Memories….


As I took the taxi heading towards Ghafsai , I had the intention to make my journey a different one. I wanted to form a new vision of my world and lead my life in a completely different way.Along the road, I tried to memorize all the sceneries and build up a new world inside of me and look at everything differently.
The green spaces along the way made me feel a great happiness that changed to cofused feelings: a fusion of sadness, bereavement and loss. I endeavoured to fight back with all my strength and with a big smile, my face announced the end of the battle.
The journey took another direction. It was a contemplation of life and death… As I arrived at my my grandmother’s house, a flood of wandering air caressed my face. I opened the door. My heart started beating faster and I waited for my Grandma to welcome me as I kiss her foreheard; however, she did not show up.

I called her:” Lalla, Lalla! where are you? I really miss you.” Still there was no answer.
I ran to the kitchen:” Lalla! Are you there? Please, don’t hide.” She didn’t answer!

I knelt on the floor and cried:” Lalla! please don’t hide. I really miss you. I am broken Lalla. I need you arms to hug me. Please, don’t keep hiding. I want to cry on your chest. Lalla! Lalla! Why don’t you answer me? Are you angry with me? Please, tell me it was not your corpse they took away. Tell me it was not you they cried over. They are liars. Please, don’t hide.”

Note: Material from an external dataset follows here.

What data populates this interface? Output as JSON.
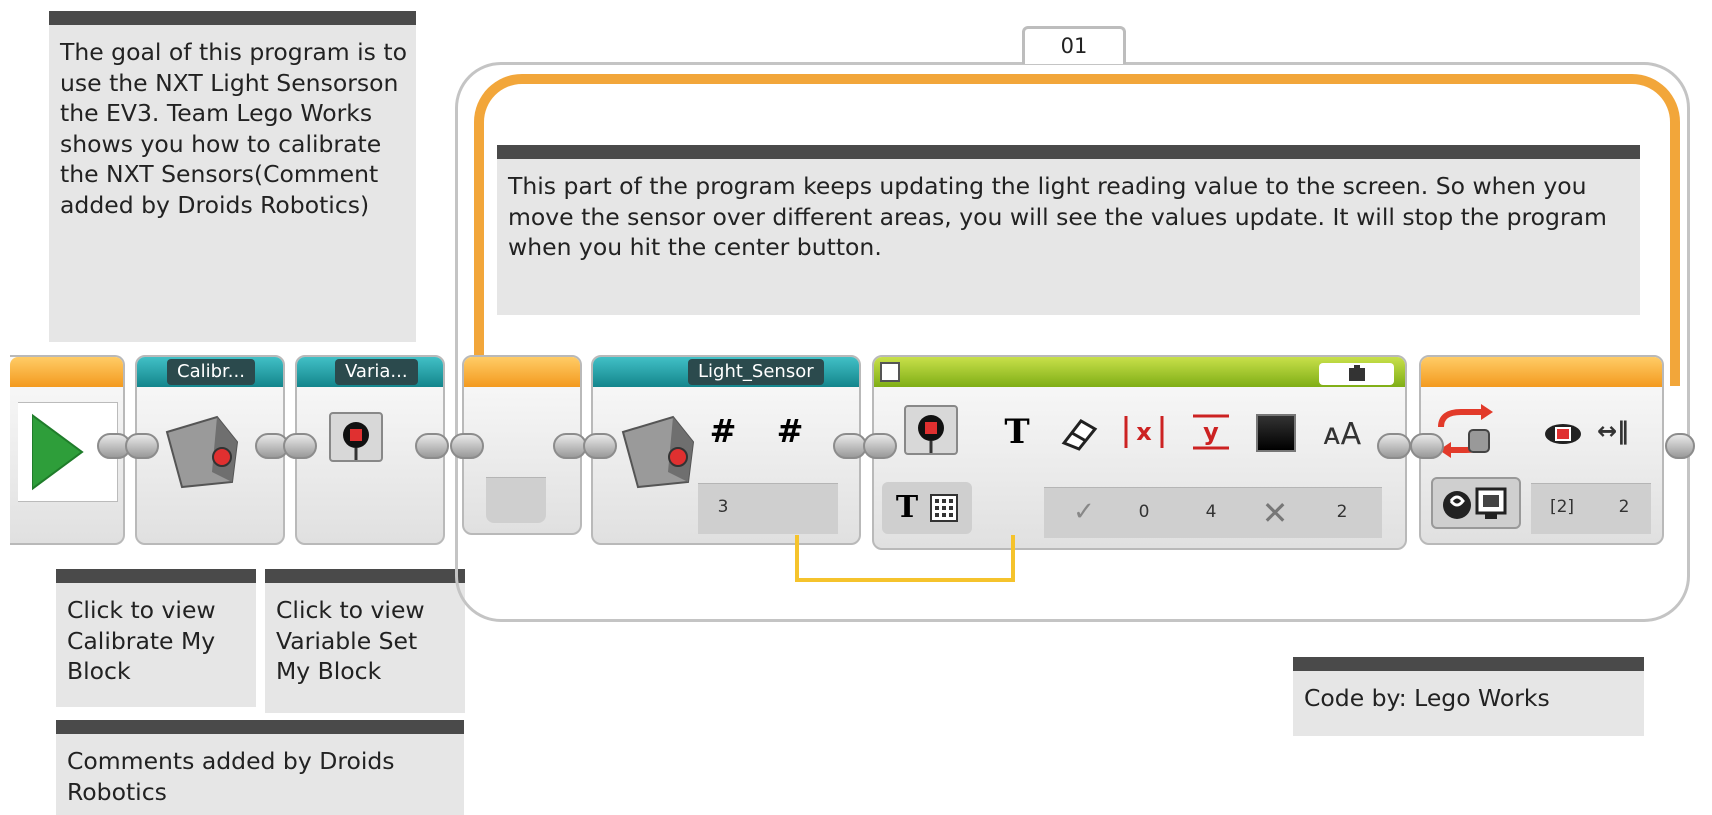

I cried as a child would, yet, she didn’t appear. I looked at the walls. They looked as if they were crumbling. I saw weeds everywhere. If only I knew how to find her once again!
I remembered those mornings when my Grandma used to wake up earlier than the birds to make us breakfast before we took leave at the end of  every holiday. I could not keep breathing. I tried to stand up and walk very slowly.

Suddenly, I felt an insane desire to go to the room where we gathered for the last time. Everything was covered with dust as if in a try to earase our souvenirs. I felt angry and shouted. But then I recognized that nothing could cover my grandmother’s wisdom ; she was not a common person and she will live for eternity even if she had passed away. I kept silent for a while and a wave of questions came to my head: ” Did my grandmother hug and kiss me last time we met? Did she know it was our last time together? ”
I could give no answer. I just opened the door and run away -like I used to do when still a kid- embracing the years of my childhood and wishing that my grandmother run after me to catch and kiss me for the last time,  giving me some of her wisdom and precious lessons of a long long life and show me the way to ETERNITY.